President Juan Manuel Santos made the apology Thursday at a solemn ceremony at the presidential palace attended by surviving members of the Patriotic Union, some wearing shirts in the party's yellow colours with the slogan "They can cut the flowers, but they can't stop the birth of spring."
Some 3,000 members of the short-lived political party set up in the 1980s during peace talks with the Revolutionary Armed Forces of Colombia were slain by paramilitary death squads, sometimes in collaboration with state security forces, in little under a decade. Those killed during what Colombians commonly refer to as political "genocide" included two presidential candidates, lawmakers and countless local officials.
"This tragedy should have never occurred," Santos said, recognizing that a weak state then overwhelmed by powerful drug cartels and their ties to leftist insurgencies was unable to provide the most basic political protection.
"The persecution of members of the Patriotic Union was a tragedy that led to its disappearance as an organization and caused untold damage to thousands of families and our democracy," Santos said.
While expressing regret for the state's past negligence, Santos said that Colombia had made great strides opening political space for the democratic left, a challenge in a country with a recalcitrant guerrilla movement despised by wide segments of society.

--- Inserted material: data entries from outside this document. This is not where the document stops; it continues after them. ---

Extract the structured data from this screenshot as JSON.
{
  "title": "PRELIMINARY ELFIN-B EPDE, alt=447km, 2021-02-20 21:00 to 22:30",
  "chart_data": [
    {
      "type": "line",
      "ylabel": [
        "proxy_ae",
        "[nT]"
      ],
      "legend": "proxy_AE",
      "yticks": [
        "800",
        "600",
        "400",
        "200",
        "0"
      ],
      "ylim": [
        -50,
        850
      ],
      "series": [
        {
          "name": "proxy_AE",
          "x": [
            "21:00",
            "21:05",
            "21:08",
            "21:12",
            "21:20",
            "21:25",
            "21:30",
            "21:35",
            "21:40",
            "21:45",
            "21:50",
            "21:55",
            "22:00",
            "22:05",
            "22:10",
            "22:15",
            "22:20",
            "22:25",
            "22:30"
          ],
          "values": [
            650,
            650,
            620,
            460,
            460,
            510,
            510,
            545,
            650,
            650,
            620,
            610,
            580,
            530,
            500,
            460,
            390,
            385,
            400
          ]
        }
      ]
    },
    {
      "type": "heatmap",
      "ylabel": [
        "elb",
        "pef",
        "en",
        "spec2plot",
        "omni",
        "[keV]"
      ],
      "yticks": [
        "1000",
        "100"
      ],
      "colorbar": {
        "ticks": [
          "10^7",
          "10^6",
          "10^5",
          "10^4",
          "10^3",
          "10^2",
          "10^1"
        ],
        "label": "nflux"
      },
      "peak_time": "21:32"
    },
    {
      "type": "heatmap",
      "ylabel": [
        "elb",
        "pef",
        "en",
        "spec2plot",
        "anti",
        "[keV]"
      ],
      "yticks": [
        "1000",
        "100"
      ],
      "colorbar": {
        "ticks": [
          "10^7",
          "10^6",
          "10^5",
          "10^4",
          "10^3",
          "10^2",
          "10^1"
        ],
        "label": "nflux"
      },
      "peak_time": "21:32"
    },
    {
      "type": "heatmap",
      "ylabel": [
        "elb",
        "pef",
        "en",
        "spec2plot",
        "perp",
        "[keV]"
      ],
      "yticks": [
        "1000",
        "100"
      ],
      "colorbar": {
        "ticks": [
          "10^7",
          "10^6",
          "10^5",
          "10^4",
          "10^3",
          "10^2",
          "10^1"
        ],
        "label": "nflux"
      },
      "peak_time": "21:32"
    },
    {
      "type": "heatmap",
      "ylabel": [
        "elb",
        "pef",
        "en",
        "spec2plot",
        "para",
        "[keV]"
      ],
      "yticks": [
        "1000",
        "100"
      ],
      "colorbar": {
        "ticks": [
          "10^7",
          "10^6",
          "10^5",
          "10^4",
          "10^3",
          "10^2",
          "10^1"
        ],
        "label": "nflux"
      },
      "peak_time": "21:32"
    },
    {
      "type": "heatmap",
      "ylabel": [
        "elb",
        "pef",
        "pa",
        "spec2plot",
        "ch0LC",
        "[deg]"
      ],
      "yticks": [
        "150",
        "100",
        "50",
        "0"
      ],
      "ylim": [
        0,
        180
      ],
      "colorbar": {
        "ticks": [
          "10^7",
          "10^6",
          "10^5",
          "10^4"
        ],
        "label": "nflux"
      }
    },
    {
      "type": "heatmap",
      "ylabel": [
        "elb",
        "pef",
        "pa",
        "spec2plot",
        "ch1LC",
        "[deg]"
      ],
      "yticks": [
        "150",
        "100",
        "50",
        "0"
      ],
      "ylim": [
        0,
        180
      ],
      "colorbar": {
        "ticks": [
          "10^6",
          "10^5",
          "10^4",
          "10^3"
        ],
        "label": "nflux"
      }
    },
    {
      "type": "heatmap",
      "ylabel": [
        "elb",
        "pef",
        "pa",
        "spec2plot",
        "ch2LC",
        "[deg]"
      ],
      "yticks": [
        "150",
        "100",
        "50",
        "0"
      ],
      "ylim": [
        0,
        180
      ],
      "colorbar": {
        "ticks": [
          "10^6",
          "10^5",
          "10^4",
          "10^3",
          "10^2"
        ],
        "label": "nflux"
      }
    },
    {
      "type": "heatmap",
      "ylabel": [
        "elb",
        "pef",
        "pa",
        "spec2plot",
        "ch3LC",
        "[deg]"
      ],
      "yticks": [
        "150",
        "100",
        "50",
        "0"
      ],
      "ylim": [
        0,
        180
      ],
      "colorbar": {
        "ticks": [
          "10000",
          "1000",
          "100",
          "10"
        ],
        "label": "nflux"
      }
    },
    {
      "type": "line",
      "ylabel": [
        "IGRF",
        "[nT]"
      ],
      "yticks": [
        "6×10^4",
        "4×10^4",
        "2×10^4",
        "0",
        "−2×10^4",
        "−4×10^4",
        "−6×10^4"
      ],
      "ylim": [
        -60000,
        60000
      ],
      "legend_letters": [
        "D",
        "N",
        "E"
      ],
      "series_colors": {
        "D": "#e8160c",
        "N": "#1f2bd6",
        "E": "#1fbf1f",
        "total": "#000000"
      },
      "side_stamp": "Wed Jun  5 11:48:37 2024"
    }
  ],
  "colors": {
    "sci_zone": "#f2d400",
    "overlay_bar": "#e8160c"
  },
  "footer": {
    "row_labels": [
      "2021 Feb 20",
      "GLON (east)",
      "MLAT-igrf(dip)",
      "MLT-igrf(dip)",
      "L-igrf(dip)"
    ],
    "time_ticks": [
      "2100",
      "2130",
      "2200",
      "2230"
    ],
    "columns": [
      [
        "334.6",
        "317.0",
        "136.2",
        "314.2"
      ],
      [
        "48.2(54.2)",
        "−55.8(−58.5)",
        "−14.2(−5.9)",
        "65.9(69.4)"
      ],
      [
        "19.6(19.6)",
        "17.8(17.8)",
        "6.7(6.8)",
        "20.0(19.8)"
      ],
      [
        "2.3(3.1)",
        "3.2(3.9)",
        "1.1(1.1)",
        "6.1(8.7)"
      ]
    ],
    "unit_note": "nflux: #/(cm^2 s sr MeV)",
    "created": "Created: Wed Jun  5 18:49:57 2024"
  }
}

In less than two weeks, he'll sign a historic peace deal reached with the FARC that if ratified in a nationwide referendum will pave the way for thousands of rebels to turn over their weapons and compete at the ballot box with traditional parties.
Evidence of the transformation, he said, is that under the peace deal the FARC leaders will entrust their protection to state security forces.
But Aida Avella, who spent a long exile in Switzerland after surviving an attempt on her life and is now the party's leader, said changing conservative Colombians' attitudes will take longer.